Il devient de plus en plus incertain que l’épidémie ne perturbe pas la campagne et le scrutin prévu pour juin.

Un électeur en train de voter (illustration)
Un électeur en train de voter (illustration) Crédit : AFP/FRED DUFOUR
Emmanuelle
Emmanuelle Brisson Journaliste

L’année 2021 s’annonce incertaine et cela vaut aussi pour le monde politique.
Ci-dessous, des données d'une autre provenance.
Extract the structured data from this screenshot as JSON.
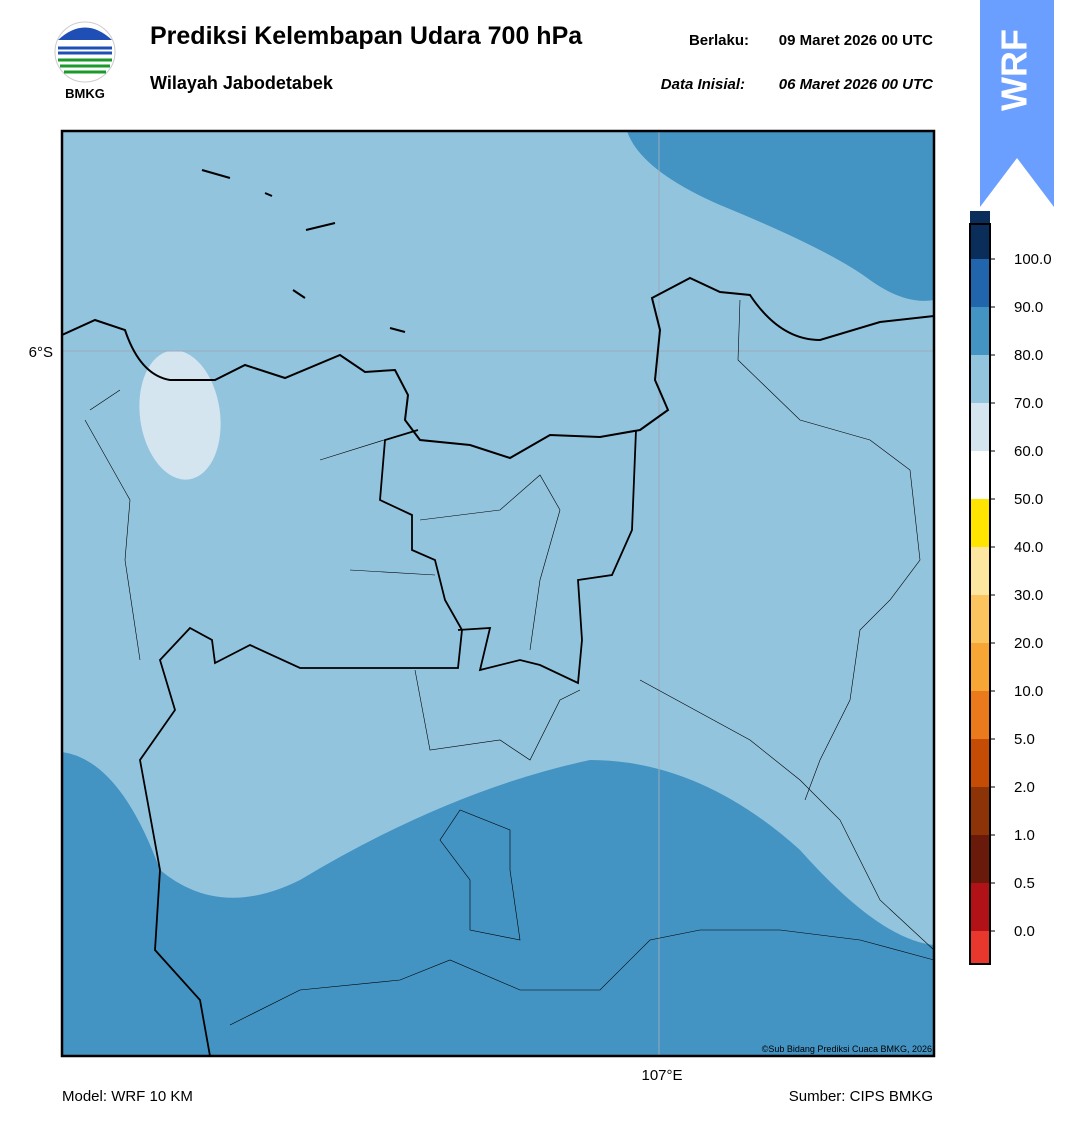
{
  "header": {
    "logo": "BMKG",
    "title": "Prediksi Kelembapan Udara 700 hPa",
    "subtitle": "Wilayah Jabodetabek",
    "valid_label": "Berlaku:",
    "valid": "09 Maret 2026 00 UTC",
    "init_label": "Data Inisial:",
    "init": "06 Maret 2026 00 UTC",
    "badge": "WRF"
  },
  "map": {
    "lat_label": "6°S",
    "lon_label": "107°E",
    "credit": "©Sub Bidang Prediksi Cuaca BMKG, 2026"
  },
  "colorbar": {
    "ticks": [
      "0.0",
      "0.5",
      "1.0",
      "2.0",
      "5.0",
      "10.0",
      "20.0",
      "30.0",
      "40.0",
      "50.0",
      "60.0",
      "70.0",
      "80.0",
      "90.0",
      "100.0"
    ],
    "colors": [
      "#e8372c",
      "#b01218",
      "#6a1a0a",
      "#8c3308",
      "#c44c04",
      "#ea7a1c",
      "#f7a535",
      "#fcc45e",
      "#fde6a0",
      "#ffe400",
      "#ffffff",
      "#d4e5f0",
      "#93c4de",
      "#4393c3",
      "#2166ac",
      "#0b2d5a",
      "#2b0a4e"
    ]
  },
  "footer": {
    "model": "Model: WRF 10 KM",
    "source": "Sumber: CIPS BMKG"
  }
}
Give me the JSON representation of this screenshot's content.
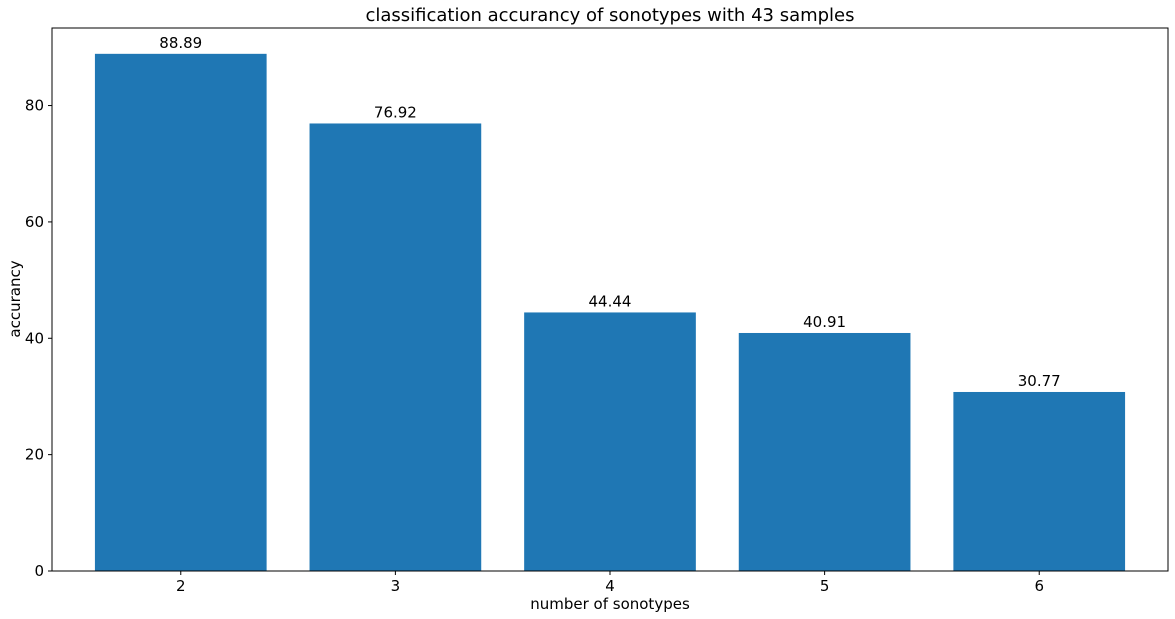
{
  "chart_data": {
    "type": "bar",
    "title": "classification accurancy of sonotypes with 43 samples",
    "xlabel": "number of sonotypes",
    "ylabel": "accurancy",
    "categories": [
      "2",
      "3",
      "4",
      "5",
      "6"
    ],
    "values": [
      88.89,
      76.92,
      44.44,
      40.91,
      30.77
    ],
    "data_labels": [
      "88.89",
      "76.92",
      "44.44",
      "40.91",
      "30.77"
    ],
    "ylim": [
      0,
      93.33
    ],
    "yticks": [
      0,
      20,
      40,
      60,
      80
    ],
    "bar_color": "#1f77b4",
    "grid": false,
    "legend": "none"
  }
}
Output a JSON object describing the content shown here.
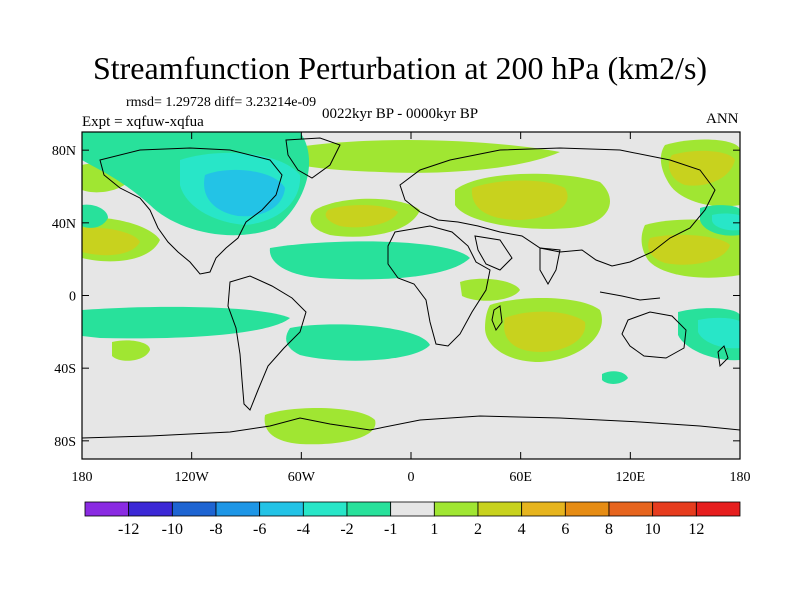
{
  "title": "Streamfunction Perturbation at 200 hPa (km2/s)",
  "stats": "rmsd= 1.29728 diff= 3.23214e-09",
  "experiment": "Expt = xqfuw-xqfua",
  "period": "0022kyr BP - 0000kyr BP",
  "season": "ANN",
  "map": {
    "projection": "cylindrical equidistant",
    "lon_range": [
      -180,
      180
    ],
    "lat_range": [
      -90,
      90
    ],
    "lat_ticks": [
      {
        "value": 80,
        "label": "80N"
      },
      {
        "value": 40,
        "label": "40N"
      },
      {
        "value": 0,
        "label": "0"
      },
      {
        "value": -40,
        "label": "40S"
      },
      {
        "value": -80,
        "label": "80S"
      }
    ],
    "lon_ticks": [
      {
        "value": -180,
        "label": "180"
      },
      {
        "value": -120,
        "label": "120W"
      },
      {
        "value": -60,
        "label": "60W"
      },
      {
        "value": 0,
        "label": "0"
      },
      {
        "value": 60,
        "label": "60E"
      },
      {
        "value": 120,
        "label": "120E"
      },
      {
        "value": 180,
        "label": "180"
      }
    ]
  },
  "colorbar": {
    "levels": [
      "-12",
      "-10",
      "-8",
      "-6",
      "-4",
      "-2",
      "-1",
      "1",
      "2",
      "4",
      "6",
      "8",
      "10",
      "12"
    ],
    "colors": [
      "#8a2be2",
      "#3c28d6",
      "#1e64d2",
      "#1e96e6",
      "#23c3e6",
      "#28e6c8",
      "#28e19b",
      "#e6e6e6",
      "#a0e632",
      "#c8d21e",
      "#e6b41e",
      "#e68c14",
      "#e6641e",
      "#e63c1e",
      "#e61e1e"
    ]
  },
  "colors": {
    "background": "#ffffff",
    "neutral": "#e6e6e6",
    "coast": "#000000"
  }
}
Les scrutins démocratiques sont chamboulés et les élections régionales et départementales qui devaient avoir lieu en mars sont reportés en juin à cause de la crise sanitaire.

Alors que le projet de loi actant ce nouveau calendrier vient à peine d’arriver au Parlement, la date de juin, elle, est déjà remise en question. Les campagnes ont déjà commencé, mais chez les politiques de tous bords certains sont pessimistes

"Je crois à titre personnel que les Français n’auront pas la tête à voter en juin", avance le député de la Vienne LaREM Sacha Houlié. Le sénateur socialiste du Nord, Patrick Kanner semble être du même avis : "Je n’ai pas envie d’un scrutin marqué par l’abstention. Une élection peut se tenir techniquement avec les gestes barrières, mais je crains que malgré cela, les gens aient peur et ne viennent pas".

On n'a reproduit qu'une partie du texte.